Prof. Thomas Y Hou, Charles Lee Powell Professor of Applied and Computational Mathematics from California Institute of Technology, and Prof. Shouwu Zhang, Professor of Mathematics from Columbia University, have been recently elected as Fellows of the American Academy of Arts and Sciences, one of the most prestigious honorary societies in the United States.

Prof. Hou is a renowned scholar in vortex dynamics and multiscale problems. He won the Computational and Applied Sciences Award from the United States Association of Computational Mechanics in 2005, the Morningside Gold Medal in Applied Mathematics in 2004, the Society for Industrial and Applied Mathematics (SIAM) Wilkinson Prize in Numerical Analysis and Scientific Computing in 2001, the Francois N. Frenkiel Award from the Division of Fluid Mechanics of the American Physical Society in 1998, the Feng Kang Prize in Scientific Computing in 1997. He was named SIAM Fellow in 2009, and was a Sloan Fellow from 1990 to 1992.

Prof. Zhang is well known for his research in number theory and arithmetic algebraic geometry. He was an invited speaker of the International Congress of Mathematicians at Berlin in 1998 and was awarded a Morningside Gold Medal of Mathematics in the same year by the International Congress of Chinese Mathematicians for his work on the Bogomolov conjecture and Gross-Zagier formula. He was a Sloan Research Fellow, a Guggenheim Fellow, and an L.-K. Hua Chair Professor at the Chinese Academy of Sciences, a Changjiang Chair Professor at Tsinghua University, and a Prize Fellow at Clay Mathematical Institute.

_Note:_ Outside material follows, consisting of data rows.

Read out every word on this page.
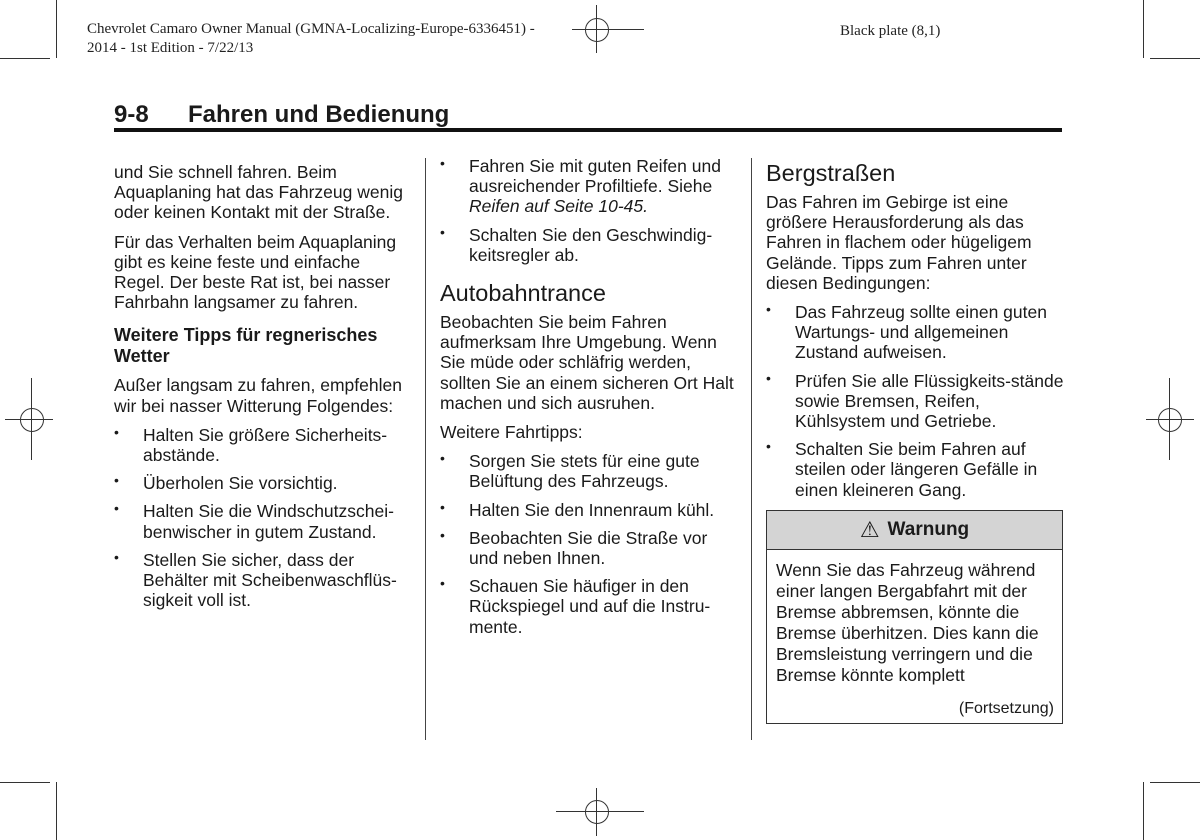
Chevrolet Camaro Owner Manual (GMNA-Localizing-Europe-6336451) -
2014 - 1st Edition - 7/22/13
Black plate (8,1)
9-8 Fahren und Bedienung

und Sie schnell fahren. Beim Aquaplaning hat das Fahrzeug wenig oder keinen Kontakt mit der Straße.

Für das Verhalten beim Aquaplaning gibt es keine feste und einfache Regel. Der beste Rat ist, bei nasser Fahrbahn langsamer zu fahren.

Weitere Tipps für regnerisches Wetter

Außer langsam zu fahren, empfehlen wir bei nasser Witterung Folgendes:

• Halten Sie größere Sicherheits-abstände.
• Überholen Sie vorsichtig.
• Halten Sie die Windschutzschei-benwischer in gutem Zustand.
• Stellen Sie sicher, dass der Behälter mit Scheibenwaschflüs-sigkeit voll ist.
• Fahren Sie mit guten Reifen und ausreichender Profiltiefe. Siehe Reifen auf Seite 10-45.
• Schalten Sie den Geschwindig-keitsregler ab.
Autobahntrance

Beobachten Sie beim Fahren aufmerksam Ihre Umgebung. Wenn Sie müde oder schläfrig werden, sollten Sie an einem sicheren Ort Halt machen und sich ausruhen.

Weitere Fahrtipps:

• Sorgen Sie stets für eine gute Belüftung des Fahrzeugs.
• Halten Sie den Innenraum kühl.
• Beobachten Sie die Straße vor und neben Ihnen.
• Schauen Sie häufiger in den Rückspiegel und auf die Instru-mente.
Bergstraßen

Das Fahren im Gebirge ist eine größere Herausforderung als das Fahren in flachem oder hügeligem Gelände. Tipps zum Fahren unter diesen Bedingungen:

• Das Fahrzeug sollte einen guten Wartungs- und allgemeinen Zustand aufweisen.
• Prüfen Sie alle Flüssigkeits-stände sowie Bremsen, Reifen, Kühlsystem und Getriebe.
• Schalten Sie beim Fahren auf steilen oder längeren Gefälle in einen kleineren Gang.
⚠ Warnung
Wenn Sie das Fahrzeug während einer langen Bergabfahrt mit der Bremse abbremsen, könnte die Bremse überhitzen. Dies kann die Bremsleistung verringern und die Bremse könnte komplett
(Fortsetzung)
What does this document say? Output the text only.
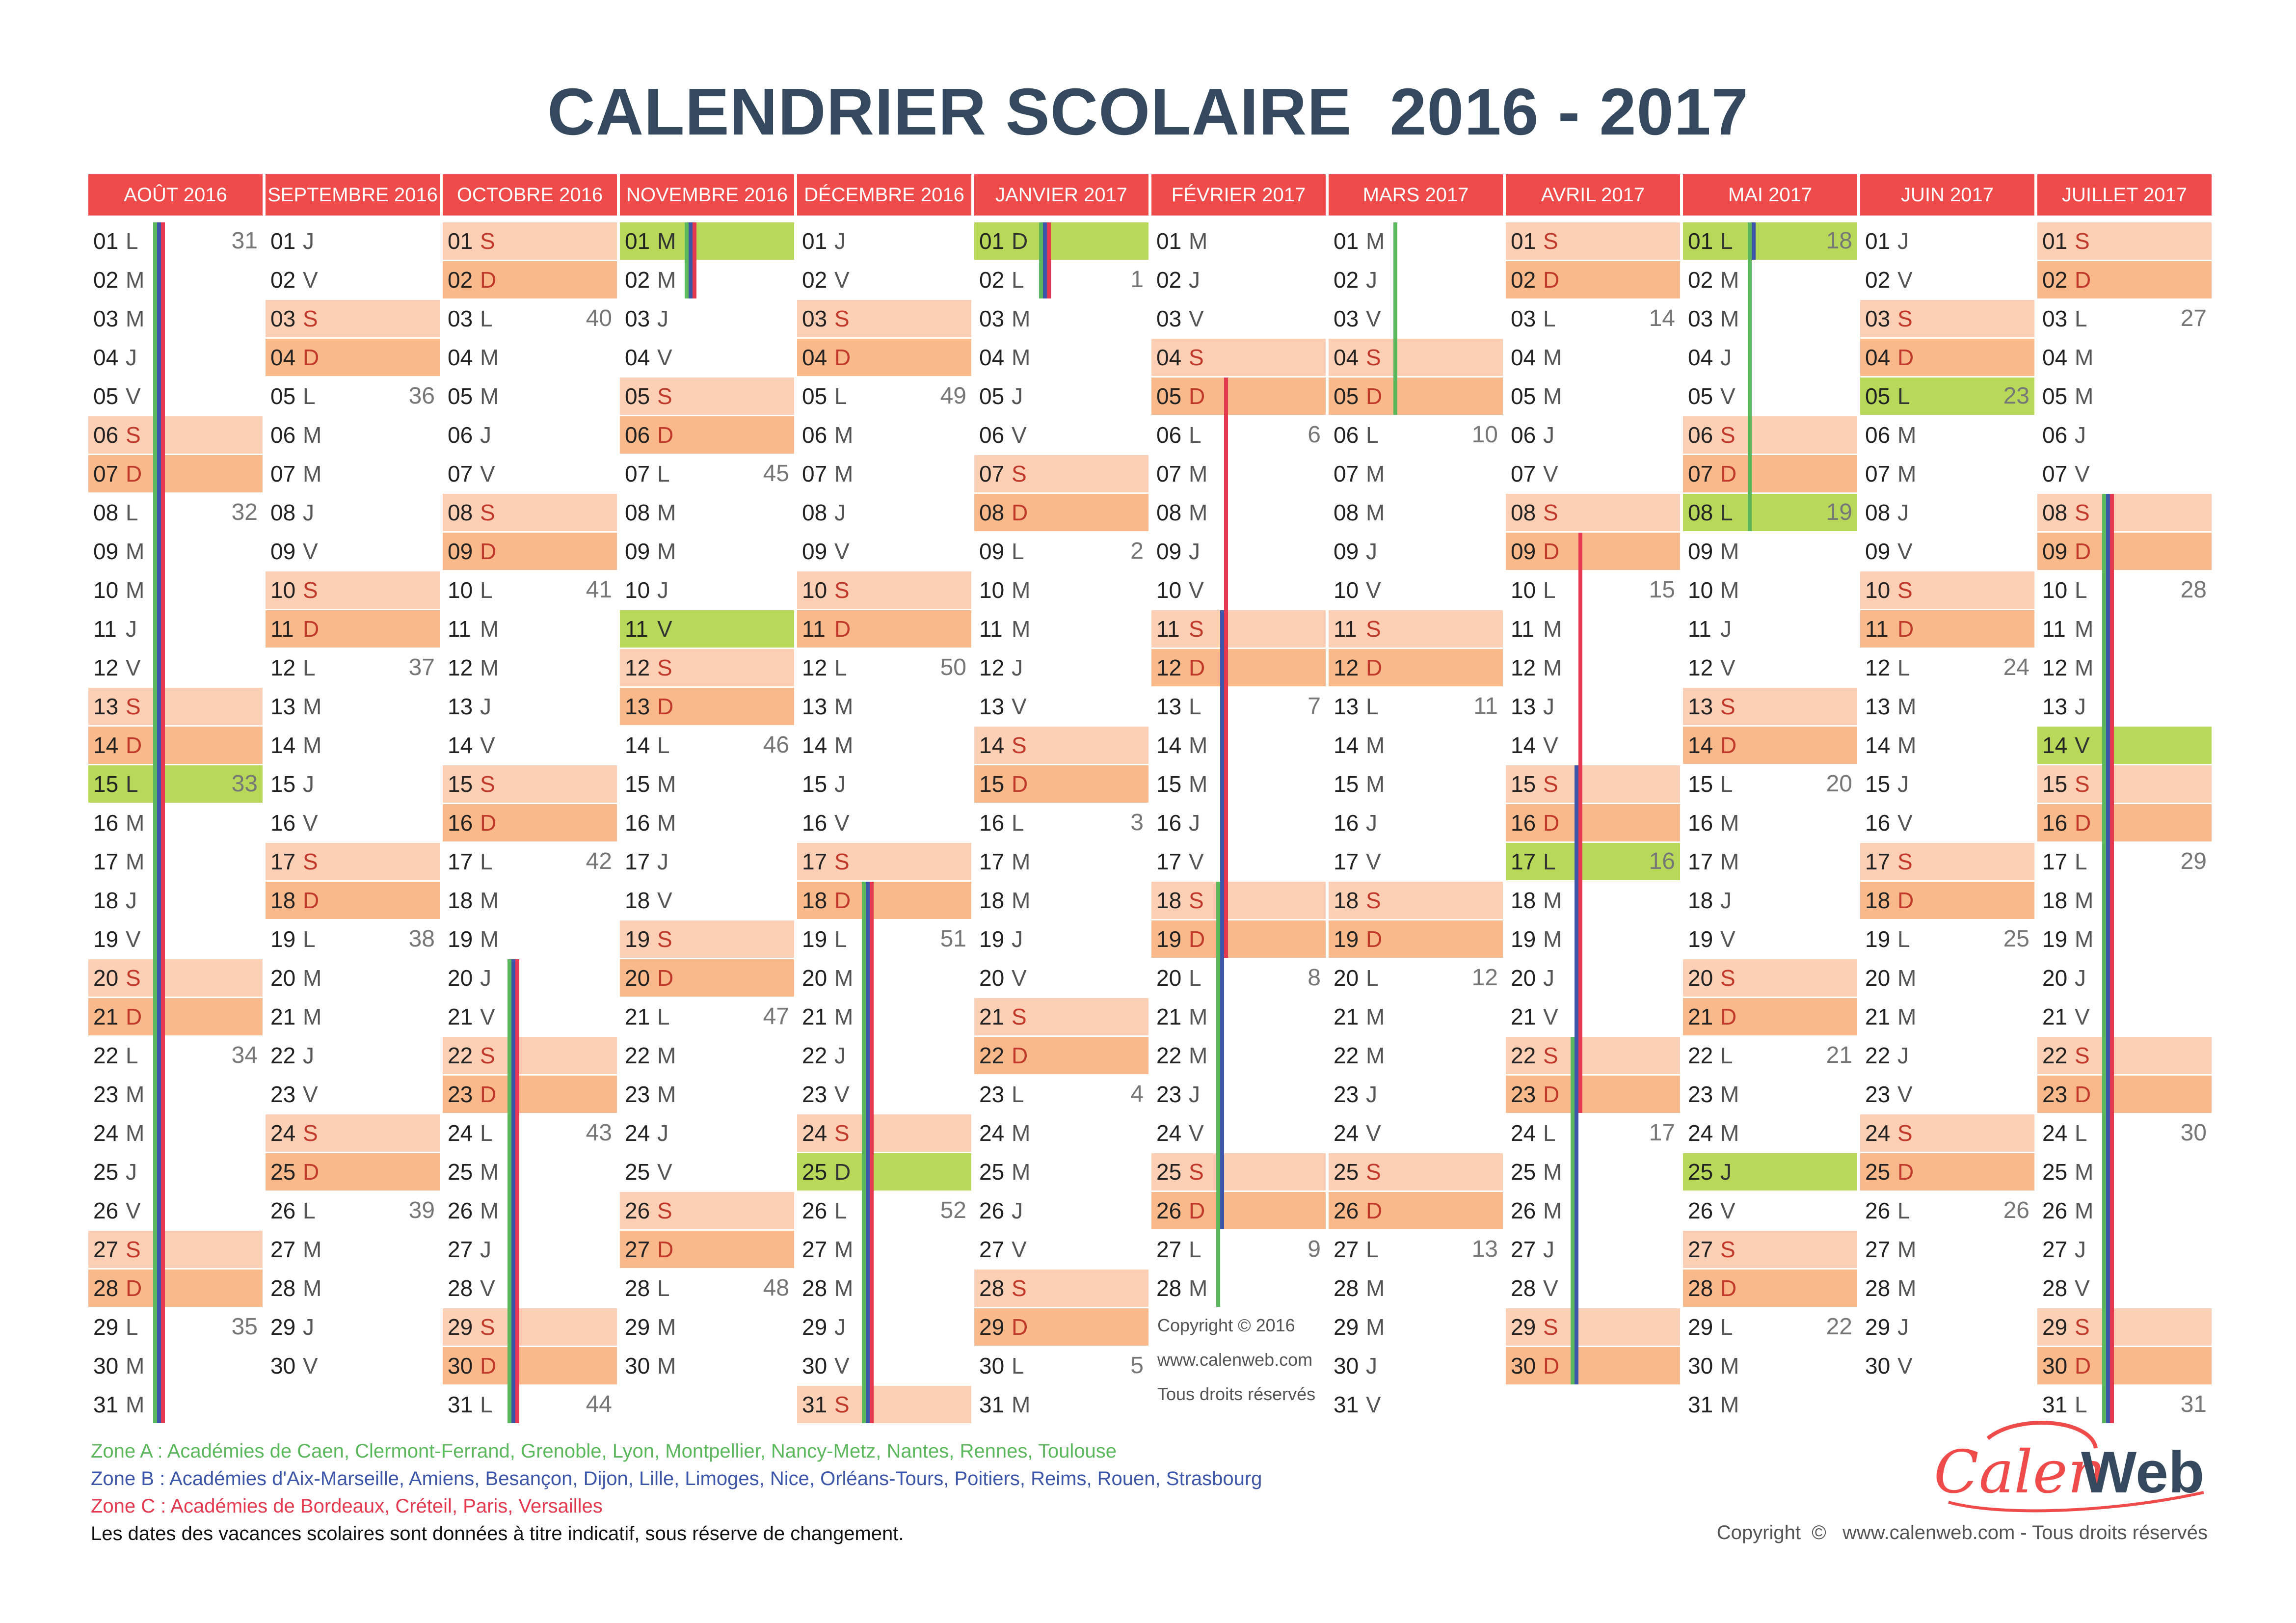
CALENDRIER SCOLAIRE  2016 - 2017
AOÛT 2016
01 L	31
02 M
03 M
04 J
05 V
06 S
07 D
08 L	32
09 M
10 M
11 J
12 V
13 S
14 D
15 L	33
16 M
17 M
18 J
19 V
20 S
21 D
22 L	34
23 M
24 M
25 J
26 V
27 S
28 D
29 L	35
30 M
31 M
SEPTEMBRE 2016
01 J
02 V
03 S
04 D
05 L	36
06 M
07 M
08 J
09 V
10 S
11 D
12 L	37
13 M
14 M
15 J
16 V
17 S
18 D
19 L	38
20 M
21 M
22 J
23 V
24 S
25 D
26 L	39
27 M
28 M
29 J
30 V
OCTOBRE 2016
01 S
02 D
03 L	40
04 M
05 M
06 J
07 V
08 S
09 D
10 L	41
11 M
12 M
13 J
14 V
15 S
16 D
17 L	42
18 M
19 M
20 J
21 V
22 S
23 D
24 L	43
25 M
26 M
27 J
28 V
29 S
30 D
31 L	44
NOVEMBRE 2016
01 M
02 M
03 J
04 V
05 S
06 D
07 L	45
08 M
09 M
10 J
11 V
12 S
13 D
14 L	46
15 M
16 M
17 J
18 V
19 S
20 D
21 L	47
22 M
23 M
24 J
25 V
26 S
27 D
28 L	48
29 M
30 M
DÉCEMBRE 2016
01 J
02 V
03 S
04 D
05 L	49
06 M
07 M
08 J
09 V
10 S
11 D
12 L	50
13 M
14 M
15 J
16 V
17 S
18 D
19 L	51
20 M
21 M
22 J
23 V
24 S
25 D
26 L	52
27 M
28 M
29 J
30 V
31 S
JANVIER 2017
01 D
02 L	1
03 M
04 M
05 J
06 V
07 S
08 D
09 L	2
10 M
11 M
12 J
13 V
14 S
15 D
16 L	3
17 M
18 M
19 J
20 V
21 S
22 D
23 L	4
24 M
25 M
26 J
27 V
28 S
29 D
30 L	5
31 M
FÉVRIER 2017
01 M
02 J
03 V
04 S
05 D
06 L	6
07 M
08 M
09 J
10 V
11 S
12 D
13 L	7
14 M
15 M
16 J
17 V
18 S
19 D
20 L	8
21 M
22 M
23 J
24 V
25 S
26 D
27 L	9
28 M
MARS 2017
01 M
02 J
03 V
04 S
05 D
06 L	10
07 M
08 M
09 J
10 V
11 S
12 D
13 L	11
14 M
15 M
16 J
17 V
18 S
19 D
20 L	12
21 M
22 M
23 J
24 V
25 S
26 D
27 L	13
28 M
29 M
30 J
31 V
AVRIL 2017
01 S
02 D
03 L	14
04 M
05 M
06 J
07 V
08 S
09 D
10 L	15
11 M
12 M
13 J
14 V
15 S
16 D
17 L	16
18 M
19 M
20 J
21 V
22 S
23 D
24 L	17
25 M
26 M
27 J
28 V
29 S
30 D
MAI 2017
01 L	18
02 M
03 M
04 J
05 V
06 S
07 D
08 L	19
09 M
10 M
11 J
12 V
13 S
14 D
15 L	20
16 M
17 M
18 J
19 V
20 S
21 D
22 L	21
23 M
24 M
25 J
26 V
27 S
28 D
29 L	22
30 M
31 M
JUIN 2017
01 J
02 V
03 S
04 D
05 L	23
06 M
07 M
08 J
09 V
10 S
11 D
12 L	24
13 M
14 M
15 J
16 V
17 S
18 D
19 L	25
20 M
21 M
22 J
23 V
24 S
25 D
26 L	26
27 M
28 M
29 J
30 V
JUILLET 2017
01 S
02 D
03 L	27
04 M
05 M
06 J
07 V
08 S
09 D
10 L	28
11 M
12 M
13 J
14 V
15 S
16 D
17 L	29
18 M
19 M
20 J
21 V
22 S
23 D
24 L	30
25 M
26 M
27 J
28 V
29 S
30 D
31 L	31
Copyright © 2016
www.calenweb.com
Tous droits réservés
Zone A : Académies de Caen, Clermont-Ferrand, Grenoble, Lyon, Montpellier, Nancy-Metz, Nantes, Rennes, Toulouse
Zone B : Académies d'Aix-Marseille, Amiens, Besançon, Dijon, Lille, Limoges, Nice, Orléans-Tours, Poitiers, Reims, Rouen, Strasbourg
Zone C : Académies de Bordeaux, Créteil, Paris, Versailles
Les dates des vacances scolaires sont données à titre indicatif, sous réserve de changement.
Calen
Web
Copyright  ©   www.calenweb.com - Tous droits réservés
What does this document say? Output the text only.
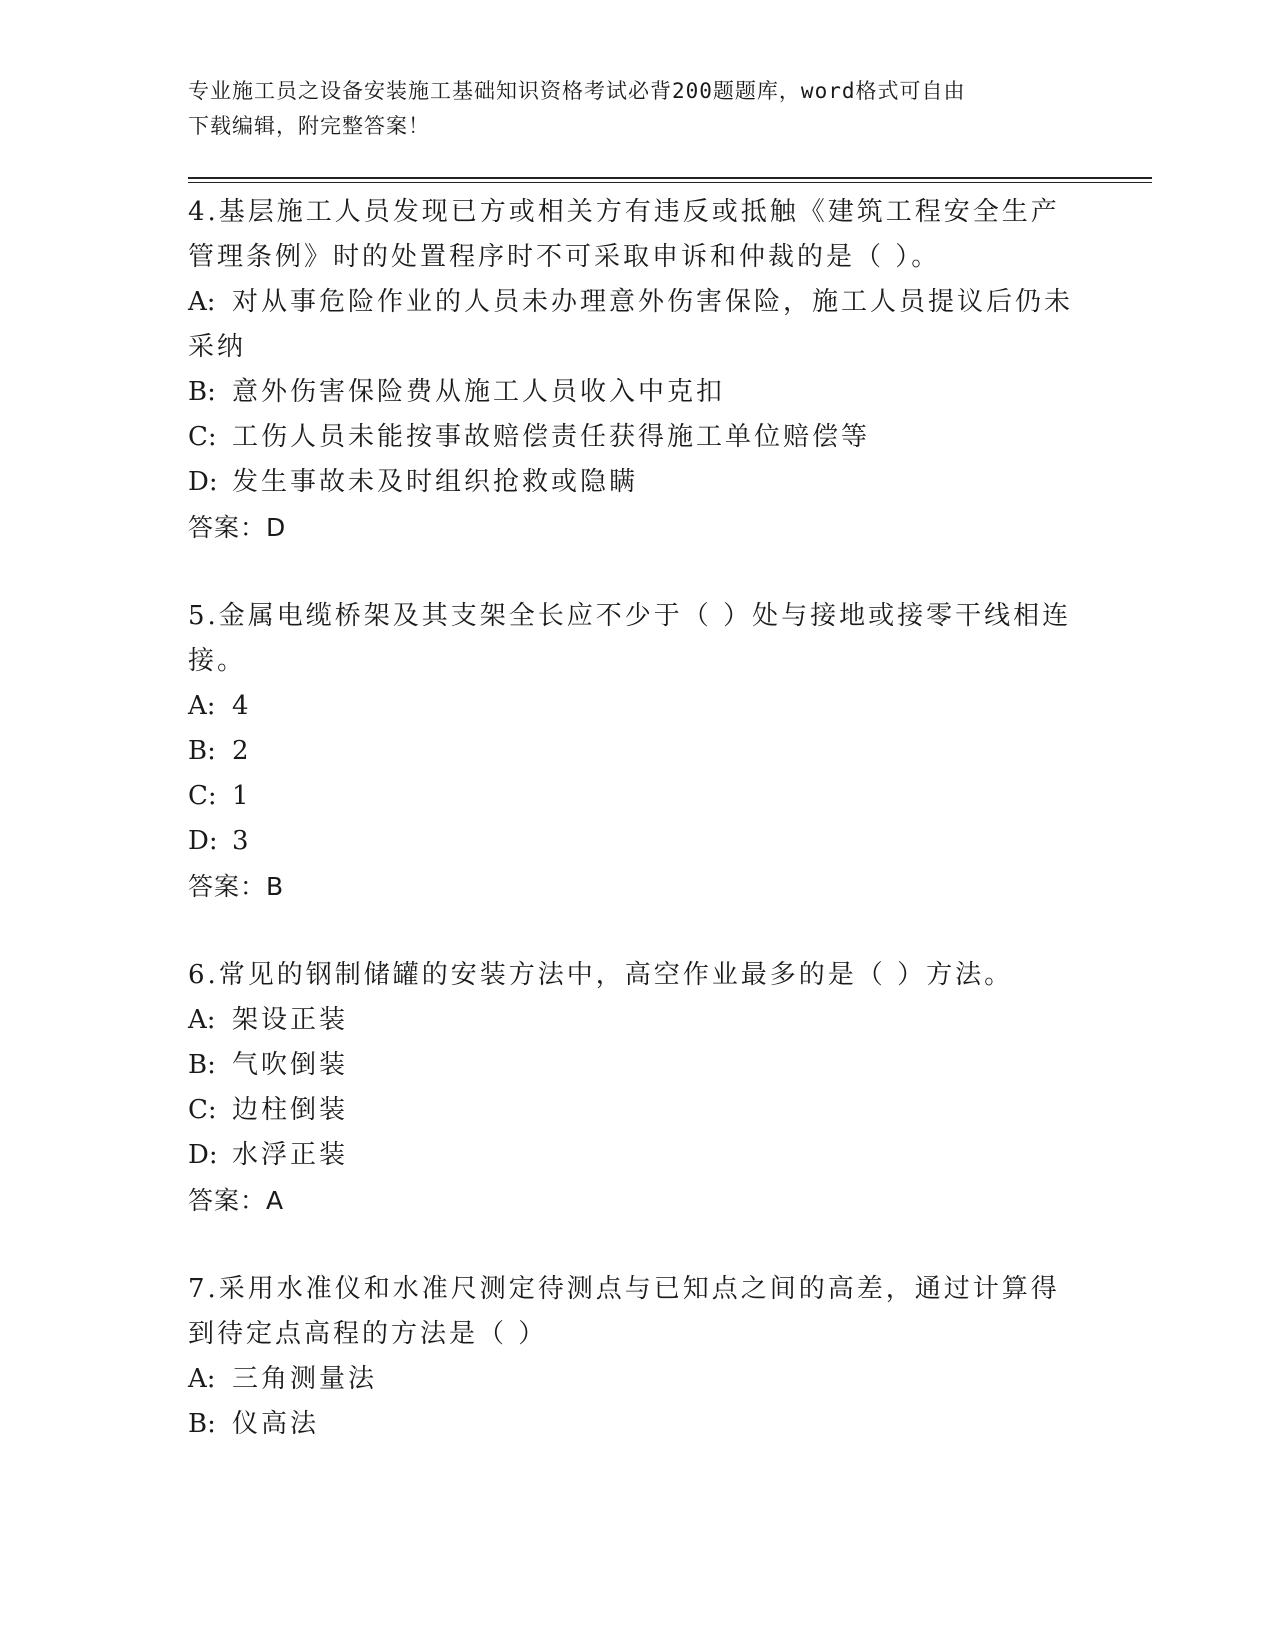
专业施工员之设备安装施工基础知识资格考试必背200题题库，word格式可自由
下载编辑，附完整答案！

4.基层施工人员发现已方或相关方有违反或抵触《建筑工程安全生产

管理条例》时的处置程序时不可采取申诉和仲裁的是（ ）。

A: 对从事危险作业的人员未办理意外伤害保险，施工人员提议后仍未

采纳

B: 意外伤害保险费从施工人员收入中克扣

C: 工伤人员未能按事故赔偿责任获得施工单位赔偿等

D: 发生事故未及时组织抢救或隐瞒

答案：D

5.金属电缆桥架及其支架全长应不少于（ ）处与接地或接零干线相连

接。

A: 4

B: 2

C: 1

D: 3

答案：B

6.常见的钢制储罐的安装方法中，高空作业最多的是（ ）方法。

A: 架设正装

B: 气吹倒装

C: 边柱倒装

D: 水浮正装

答案：A

7.采用水准仪和水准尺测定待测点与已知点之间的高差，通过计算得

到待定点高程的方法是（ ）

A: 三角测量法

B: 仪高法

The American Academy of Arts and Sciences was founded during the Revolutionary Wars by John ADAMS, James BOWDOIN, John HANCOCK and other leaders of the United States, whose members include more than 250 Nobel laureates and 60 Pulitzer prizewinners. Both Prof. Hou and Prof. Zhang are amongst the six newly elected Fellows in the Section of Mathematics, and the only two Chinese in the group.